# Thinking about a CZ



## GE (Sep 1, 2013)

I am thinking of buying a CZ semi auto pistol, as they are reported as being better for large hands/long fingers. 

A couple of questions remain: (1) On a 1-10 scale, how hard is it to rack, and/or, lock back the slide (weakness in hands and lower arms)?; and, (2) which model has the largest grip and longest trigger reach (I would need as much of both as possible)?

I would appreciate any information anyone may offer.


----------



## Smitty79 (Oct 19, 2012)

CZ 85 easier to rack than my Glocks. You can get aftermarket grips to tune grip size if you buy a steel frame. I've only shot only one kind. If you don't get answers here, try Brianenos.com.


----------



## Glock Doctor (Mar 14, 2011)

Go to a local gun shop and see how well you do racking the low profile slides on CZ pistols. 

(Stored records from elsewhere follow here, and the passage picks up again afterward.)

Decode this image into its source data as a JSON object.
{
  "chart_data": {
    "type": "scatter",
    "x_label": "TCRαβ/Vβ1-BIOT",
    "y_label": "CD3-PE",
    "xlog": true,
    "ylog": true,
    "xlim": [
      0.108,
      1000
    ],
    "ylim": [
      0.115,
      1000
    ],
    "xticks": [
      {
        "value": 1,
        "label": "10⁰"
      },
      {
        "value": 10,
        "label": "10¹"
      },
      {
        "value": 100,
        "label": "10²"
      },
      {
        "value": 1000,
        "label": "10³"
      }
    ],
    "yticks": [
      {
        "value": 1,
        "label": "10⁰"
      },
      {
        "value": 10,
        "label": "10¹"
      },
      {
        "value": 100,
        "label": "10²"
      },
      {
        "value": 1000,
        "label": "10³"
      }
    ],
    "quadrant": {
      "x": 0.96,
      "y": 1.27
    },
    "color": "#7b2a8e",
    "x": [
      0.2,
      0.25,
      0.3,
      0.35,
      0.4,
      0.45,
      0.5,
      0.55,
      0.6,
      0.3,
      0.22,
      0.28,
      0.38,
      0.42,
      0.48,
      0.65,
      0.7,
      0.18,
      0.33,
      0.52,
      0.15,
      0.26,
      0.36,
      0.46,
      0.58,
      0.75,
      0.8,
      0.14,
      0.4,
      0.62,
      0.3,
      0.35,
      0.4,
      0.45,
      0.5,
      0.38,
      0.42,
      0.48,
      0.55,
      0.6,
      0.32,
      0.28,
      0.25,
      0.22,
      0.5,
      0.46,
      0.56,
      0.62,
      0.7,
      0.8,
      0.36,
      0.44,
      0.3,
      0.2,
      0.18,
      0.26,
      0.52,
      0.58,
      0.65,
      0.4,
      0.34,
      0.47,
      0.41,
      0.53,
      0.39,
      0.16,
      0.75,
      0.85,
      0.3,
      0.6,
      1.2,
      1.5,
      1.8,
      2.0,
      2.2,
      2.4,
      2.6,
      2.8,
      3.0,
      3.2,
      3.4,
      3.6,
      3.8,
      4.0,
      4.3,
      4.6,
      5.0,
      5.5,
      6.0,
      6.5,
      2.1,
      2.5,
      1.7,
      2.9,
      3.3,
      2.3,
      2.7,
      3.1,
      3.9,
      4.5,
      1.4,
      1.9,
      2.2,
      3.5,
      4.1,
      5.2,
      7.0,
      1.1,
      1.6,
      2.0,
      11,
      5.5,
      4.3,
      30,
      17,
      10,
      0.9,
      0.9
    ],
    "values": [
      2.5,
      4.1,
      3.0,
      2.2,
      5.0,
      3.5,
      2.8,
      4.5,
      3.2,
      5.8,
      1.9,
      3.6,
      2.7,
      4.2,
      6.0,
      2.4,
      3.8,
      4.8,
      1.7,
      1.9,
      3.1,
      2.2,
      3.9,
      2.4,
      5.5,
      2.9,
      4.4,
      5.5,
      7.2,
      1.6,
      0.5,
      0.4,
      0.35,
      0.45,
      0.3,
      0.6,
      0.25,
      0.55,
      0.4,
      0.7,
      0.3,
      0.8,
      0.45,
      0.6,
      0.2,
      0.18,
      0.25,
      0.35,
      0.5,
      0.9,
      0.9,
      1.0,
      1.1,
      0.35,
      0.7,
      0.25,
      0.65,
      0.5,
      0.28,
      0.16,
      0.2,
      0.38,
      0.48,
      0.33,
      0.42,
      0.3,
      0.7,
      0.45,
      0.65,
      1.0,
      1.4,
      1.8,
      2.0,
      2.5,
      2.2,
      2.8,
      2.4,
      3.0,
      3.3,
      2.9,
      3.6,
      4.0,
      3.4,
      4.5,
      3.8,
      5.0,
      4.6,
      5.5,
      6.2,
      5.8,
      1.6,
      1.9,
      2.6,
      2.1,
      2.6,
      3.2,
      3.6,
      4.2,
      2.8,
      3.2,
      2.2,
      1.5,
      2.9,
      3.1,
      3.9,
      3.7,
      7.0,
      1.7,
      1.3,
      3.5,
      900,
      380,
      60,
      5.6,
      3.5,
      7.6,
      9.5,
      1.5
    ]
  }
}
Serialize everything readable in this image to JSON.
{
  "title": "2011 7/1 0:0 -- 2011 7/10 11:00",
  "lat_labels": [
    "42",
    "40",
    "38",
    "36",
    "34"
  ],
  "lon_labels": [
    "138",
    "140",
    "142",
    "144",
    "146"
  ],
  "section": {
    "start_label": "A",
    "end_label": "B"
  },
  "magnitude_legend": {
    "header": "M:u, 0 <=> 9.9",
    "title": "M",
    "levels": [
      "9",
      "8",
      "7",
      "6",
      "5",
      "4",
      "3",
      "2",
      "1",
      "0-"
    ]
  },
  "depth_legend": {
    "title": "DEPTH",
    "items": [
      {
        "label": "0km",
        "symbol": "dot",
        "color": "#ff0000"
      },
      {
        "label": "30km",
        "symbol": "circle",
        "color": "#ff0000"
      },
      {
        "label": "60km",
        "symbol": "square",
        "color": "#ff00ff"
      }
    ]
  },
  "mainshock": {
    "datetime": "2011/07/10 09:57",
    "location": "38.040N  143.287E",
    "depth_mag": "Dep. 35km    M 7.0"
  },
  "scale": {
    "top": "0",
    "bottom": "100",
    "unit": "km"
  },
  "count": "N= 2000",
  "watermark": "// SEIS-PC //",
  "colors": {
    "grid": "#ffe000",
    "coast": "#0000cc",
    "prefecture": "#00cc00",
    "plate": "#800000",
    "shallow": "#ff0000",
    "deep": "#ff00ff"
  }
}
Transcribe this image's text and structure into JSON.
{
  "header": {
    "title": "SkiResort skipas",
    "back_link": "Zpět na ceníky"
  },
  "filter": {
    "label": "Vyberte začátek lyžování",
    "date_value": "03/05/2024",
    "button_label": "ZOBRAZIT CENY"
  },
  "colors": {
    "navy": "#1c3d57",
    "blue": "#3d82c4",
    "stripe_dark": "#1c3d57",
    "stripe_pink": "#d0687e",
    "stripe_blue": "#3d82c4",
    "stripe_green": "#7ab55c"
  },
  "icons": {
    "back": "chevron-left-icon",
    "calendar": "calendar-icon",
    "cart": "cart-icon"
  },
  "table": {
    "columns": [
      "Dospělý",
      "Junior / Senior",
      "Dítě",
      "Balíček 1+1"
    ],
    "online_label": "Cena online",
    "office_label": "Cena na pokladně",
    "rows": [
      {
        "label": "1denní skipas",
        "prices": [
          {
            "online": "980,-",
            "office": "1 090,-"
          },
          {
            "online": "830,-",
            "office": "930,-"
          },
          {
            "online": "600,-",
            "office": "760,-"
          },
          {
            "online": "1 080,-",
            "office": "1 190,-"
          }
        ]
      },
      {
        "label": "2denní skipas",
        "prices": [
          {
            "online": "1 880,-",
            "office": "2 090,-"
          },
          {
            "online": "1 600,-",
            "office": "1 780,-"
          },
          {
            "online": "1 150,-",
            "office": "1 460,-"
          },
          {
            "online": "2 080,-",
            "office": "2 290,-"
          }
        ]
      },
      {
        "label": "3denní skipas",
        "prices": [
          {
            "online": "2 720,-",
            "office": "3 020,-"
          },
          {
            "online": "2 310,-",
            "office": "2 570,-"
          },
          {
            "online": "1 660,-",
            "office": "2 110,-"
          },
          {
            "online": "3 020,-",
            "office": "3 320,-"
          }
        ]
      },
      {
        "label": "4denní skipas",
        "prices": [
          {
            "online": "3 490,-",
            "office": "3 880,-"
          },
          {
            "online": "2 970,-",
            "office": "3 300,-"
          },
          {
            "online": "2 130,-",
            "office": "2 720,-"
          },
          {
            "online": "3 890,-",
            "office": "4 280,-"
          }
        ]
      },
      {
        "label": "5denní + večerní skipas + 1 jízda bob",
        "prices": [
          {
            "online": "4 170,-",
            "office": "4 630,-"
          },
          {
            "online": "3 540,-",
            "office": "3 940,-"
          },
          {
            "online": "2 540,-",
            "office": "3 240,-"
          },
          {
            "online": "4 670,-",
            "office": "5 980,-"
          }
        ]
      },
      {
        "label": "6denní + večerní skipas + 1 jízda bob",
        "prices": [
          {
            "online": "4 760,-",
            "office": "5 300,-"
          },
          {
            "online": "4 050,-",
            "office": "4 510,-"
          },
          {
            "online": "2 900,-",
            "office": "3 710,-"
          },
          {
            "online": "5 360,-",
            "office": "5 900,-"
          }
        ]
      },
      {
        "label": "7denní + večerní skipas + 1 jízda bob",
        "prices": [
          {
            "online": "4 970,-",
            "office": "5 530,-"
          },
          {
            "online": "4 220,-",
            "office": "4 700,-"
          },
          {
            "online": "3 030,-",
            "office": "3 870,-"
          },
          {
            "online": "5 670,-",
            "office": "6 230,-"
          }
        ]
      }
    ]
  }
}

(Remember, you might be able to operate the slide from the muzzle area. This is how I rack the slides on all of my Glocks; BUT, for safety's sake, I also have the advantage of using extended barrels.)


----------



## SouthernBoy (Jun 27, 2007)

"Go to a local gun shop and see how well you do racking the low profile slides on CZ pistols."

I would do this but I wouldn't stop with the CZ (good luck finding some). I would handle a number of guns to see which ones fit my hand and feel the best and of those, which ones have the best slide action for my purposes were I in your shoes. Don't limit yourself to just one brand and model. You might be discarding others that suit your needs and requirements better. And it could very well come down to the CZ. But you just won't know until you've tried others.

One of the best venues for this is a major gun show. Of course large gun shops should be able to help you with your selection process. Tell them what your concerns are and explain the situation. If they're any kind of a good gun shop, they should try to do their best to help you along.


----------



## desertman (Aug 29, 2013)

I have 3, CZ 75 compact, P01, and the CZ 40 P all are excellent guns. The slides however ride inside the frame rails which might be difficult for someone with exceptionally large hands as there is less surface area to grasp, I'm six feet tall and have had no issues with this and of all the handguns that I own, the CZ's seem to fit my hand like a glove. All of mine are compacts and the full size versions (85's) have longer grip frames, but the trigger reach is the same and the slides are also interchangeable with the compacts. If you are on a budget the Tristar/Canik pistols are a near identical clone and are about $100 cheaper and have ambidextrous controls, I've only handled them at gun shows and they seem to be a good value for the money, but I don't know if their parts are interchangeable with original CZ's including magazines. Same for Armalite clones. My decision was to stick with the real thing, and liked them so much that I bought three.


----------